Rus güçleri geçen ay Donetsk bölgesinin doğusunda hızlı kazanımlar elde ederek birkaç köyü ele geçirmişti. Rusya’nın önceki ilerleyişi yavaş ama istikrarlıydı. Uzmanlar bu hızlı kazanımların Moskova’nın insan gücü sıkıntısı nedeniyle zayıflayan ve 600 milden uzun bir cephe boyunca aralıksız devam eden Rus saldırılarıyla zorlanan Ukrayna savunma hatlarındaki çatlaklardan yararlanma konusundaki gelişmiş becerisini yansıttığını söylüyor. Uzmanlar, son aylarda Rus güçlerinin giderek daha fazla zayıflamış ve kötü organize olmuş Ukrayna birliklerini tespit etmeye odaklandığını, ardından da çok sayıda asker ve zırhlı aracı savaş alanına sürerek yarmaya çalıştığını kaydediyor.
Ukrayna’nın Rus hedeflerini vurmasına izin verme kararı, Rusya’nın son dönemde artan saldırganlığına bir yanıt olarak görülüyor. Ukrayna uzun süredir Rus güçlerine karşı Batılı silahları kullanma izni talep ediyordu. Savaşın başından beri Ukrayna’ya büyük askeri ve mali yardımda bulunan Biden yönetimi, bir yandan Rusya’ya karşı kendini savunmasını sağlamaya çalışırken diğer yandan Rusya’nın savaşı tırmandırmasına engel olacak bir denge politikası yürütüyordu. Bazı askeri uzmanlar Ukrayna’ya gönderilen saldırı silahlarının kullanımı konusunda kısıtlamaların kaldırılması kararının hala gerilimi tırmandırma potansiyeli taşıdığına dikkat çekerken diğerleri ise kararı Ukrayna’nın savunma çabalarını güçlendirmek için gerekli bir adım olarak değerlendirmişti.

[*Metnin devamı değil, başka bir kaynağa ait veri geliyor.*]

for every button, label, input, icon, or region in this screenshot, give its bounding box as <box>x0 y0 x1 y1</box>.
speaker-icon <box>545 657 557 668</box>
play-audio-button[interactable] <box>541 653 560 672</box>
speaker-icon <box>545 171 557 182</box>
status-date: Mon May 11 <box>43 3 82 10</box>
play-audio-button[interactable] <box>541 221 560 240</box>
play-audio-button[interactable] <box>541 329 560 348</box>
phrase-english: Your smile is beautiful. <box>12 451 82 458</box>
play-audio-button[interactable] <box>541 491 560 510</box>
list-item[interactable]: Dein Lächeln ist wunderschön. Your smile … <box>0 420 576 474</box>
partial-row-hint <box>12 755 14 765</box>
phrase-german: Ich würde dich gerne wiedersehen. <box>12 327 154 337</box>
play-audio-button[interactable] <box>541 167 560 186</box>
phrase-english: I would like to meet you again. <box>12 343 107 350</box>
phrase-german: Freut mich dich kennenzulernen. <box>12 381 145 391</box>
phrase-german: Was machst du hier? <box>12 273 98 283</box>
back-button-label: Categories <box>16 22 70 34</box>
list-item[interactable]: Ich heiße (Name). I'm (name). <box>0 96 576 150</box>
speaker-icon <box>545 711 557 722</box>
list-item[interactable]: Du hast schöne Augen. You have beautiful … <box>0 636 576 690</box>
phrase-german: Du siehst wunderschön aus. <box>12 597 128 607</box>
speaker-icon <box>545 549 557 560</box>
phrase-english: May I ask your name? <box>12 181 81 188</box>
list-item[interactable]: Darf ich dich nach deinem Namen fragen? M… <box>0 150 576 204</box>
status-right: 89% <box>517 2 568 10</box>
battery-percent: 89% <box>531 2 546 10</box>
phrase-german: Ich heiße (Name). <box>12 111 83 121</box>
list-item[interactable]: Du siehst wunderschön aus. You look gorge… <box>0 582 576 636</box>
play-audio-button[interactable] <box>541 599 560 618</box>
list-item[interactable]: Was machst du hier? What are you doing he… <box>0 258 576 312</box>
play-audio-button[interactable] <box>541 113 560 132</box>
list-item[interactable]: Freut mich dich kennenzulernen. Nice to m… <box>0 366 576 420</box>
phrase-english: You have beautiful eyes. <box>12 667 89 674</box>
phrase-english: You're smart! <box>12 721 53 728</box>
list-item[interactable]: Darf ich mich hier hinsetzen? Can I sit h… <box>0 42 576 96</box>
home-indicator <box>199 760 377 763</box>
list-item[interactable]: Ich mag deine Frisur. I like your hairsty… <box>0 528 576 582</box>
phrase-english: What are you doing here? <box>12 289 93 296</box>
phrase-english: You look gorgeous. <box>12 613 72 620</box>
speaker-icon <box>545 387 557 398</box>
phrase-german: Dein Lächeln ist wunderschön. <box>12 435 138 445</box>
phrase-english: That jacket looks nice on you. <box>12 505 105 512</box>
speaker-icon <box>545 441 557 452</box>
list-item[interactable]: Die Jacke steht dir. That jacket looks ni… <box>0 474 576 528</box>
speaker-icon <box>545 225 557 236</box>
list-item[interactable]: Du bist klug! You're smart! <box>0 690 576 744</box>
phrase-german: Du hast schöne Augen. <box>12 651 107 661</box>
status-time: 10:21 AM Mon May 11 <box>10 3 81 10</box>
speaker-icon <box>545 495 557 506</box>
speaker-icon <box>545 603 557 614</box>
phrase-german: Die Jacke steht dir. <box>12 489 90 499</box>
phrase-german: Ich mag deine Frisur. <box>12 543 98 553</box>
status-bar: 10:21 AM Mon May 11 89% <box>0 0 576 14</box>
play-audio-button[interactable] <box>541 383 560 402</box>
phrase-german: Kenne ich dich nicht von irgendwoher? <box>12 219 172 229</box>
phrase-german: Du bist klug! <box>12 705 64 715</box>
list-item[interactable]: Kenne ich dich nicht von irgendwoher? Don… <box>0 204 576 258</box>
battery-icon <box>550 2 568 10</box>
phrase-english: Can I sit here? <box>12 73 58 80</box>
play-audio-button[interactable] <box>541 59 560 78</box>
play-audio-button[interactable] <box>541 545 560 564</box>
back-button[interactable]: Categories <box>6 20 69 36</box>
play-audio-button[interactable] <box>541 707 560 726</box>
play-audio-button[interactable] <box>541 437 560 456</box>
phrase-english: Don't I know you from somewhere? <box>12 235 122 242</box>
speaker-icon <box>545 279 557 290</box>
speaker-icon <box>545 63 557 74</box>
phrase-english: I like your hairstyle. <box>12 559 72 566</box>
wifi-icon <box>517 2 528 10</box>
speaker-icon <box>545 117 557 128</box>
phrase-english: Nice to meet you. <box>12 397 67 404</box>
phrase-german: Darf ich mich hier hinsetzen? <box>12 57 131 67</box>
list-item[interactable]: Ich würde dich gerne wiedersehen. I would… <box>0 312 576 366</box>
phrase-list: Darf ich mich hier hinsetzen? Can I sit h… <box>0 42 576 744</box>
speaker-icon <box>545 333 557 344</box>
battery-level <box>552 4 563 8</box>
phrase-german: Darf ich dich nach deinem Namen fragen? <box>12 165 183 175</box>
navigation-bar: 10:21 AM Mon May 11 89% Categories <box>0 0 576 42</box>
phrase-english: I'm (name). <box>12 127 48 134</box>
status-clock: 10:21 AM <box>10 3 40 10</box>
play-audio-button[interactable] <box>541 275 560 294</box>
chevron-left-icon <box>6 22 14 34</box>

NATO Genel Sekreteri Jens Stoltenberg de müttefik ülkelere Ukrayna’ya silah kullanımı konusunda getirdikleri kısıtlamaları kaldırmaları çağrısında bulunmuş ve Ukrayna’nın bu silahları kullanmasının meşru müdafaa anlamına geldiğine vurgu yaparak uluslararası hukuka aykırı olmadığını savunmuştu. Moskova ise kararı eleştirirken Rusya Devlet Başkanı Putin, Batı’nın Ukrayna’ya silah sağlayarak ateşle oynadığını ve bunun küresel bir çatışmayı tetikleyebileceği uyarısında bulundu. Putin, Ukrayna’nın Rusya’ya uzun menzilli silahlarla saldırması halinde Batı’nın uydu, istihbarat ve askeri yardımına ihtiyaç duyacağını, dolayısıyla Batı’nın doğrudan müdahil olacağını söylemişti.
Ukrayna’nın yaptığı saldırının stratejik mantığını değerlendiren uzmanlar, Ukrayna güçlerinin bu hamle ile Rusya’yı yeni bir cephede savunmaya zorlayarak, başka bölgelerdeki baskıyı hafifletmeyi amaçlıyor olabileceklerini kaydetti. Askeri uzmanlar, saldırının Rus birliklerini ön hatlardan uzaklaştırma ve böylece Rus ilerleyişini durdurmaya çalışan Ukrayna birlikleri üzerindeki baskıyı hafifletme girişimi olabileceğini söyledi. Ancak Rus ordusunun savaşa katılacak yeterli sayıda asker rezervine sahip olduğunu ve saldırının Ukrayna’nın zaten sayıca az olan güçlerini daha da geriletme riski taşıdığını da eklediler.
Uzmanlar, bu haftaki saldırının amacının Rus birliklerini cephenin diğer kısımlarından uzaklaştırmak olması halinde, başarılı olma şansının çok az olduğunu belirtiyor. Rusya’nın bölgede daha büyük kuvvetlere ve konvansiyonel yeteneklere, daha iyi komuta ve kontrole sahip olduğunu hatırlatan uzmanlar, operasyonun Rusya’yı Ukrayna’dan önemli miktarda kuvvet çekmeye zorlamasının pek olası olmadığını ileri sürüyor. Saldırının çatışmanın genel seyrini önemli ölçüde değiştirmeyeceğini kaydeden bazı uzmanlar ise Ukrayna’nın mevcut kaynaklarıyla böyle bir operasyonu sürdürme kapasitesinin düşük olduğunu savunuyor.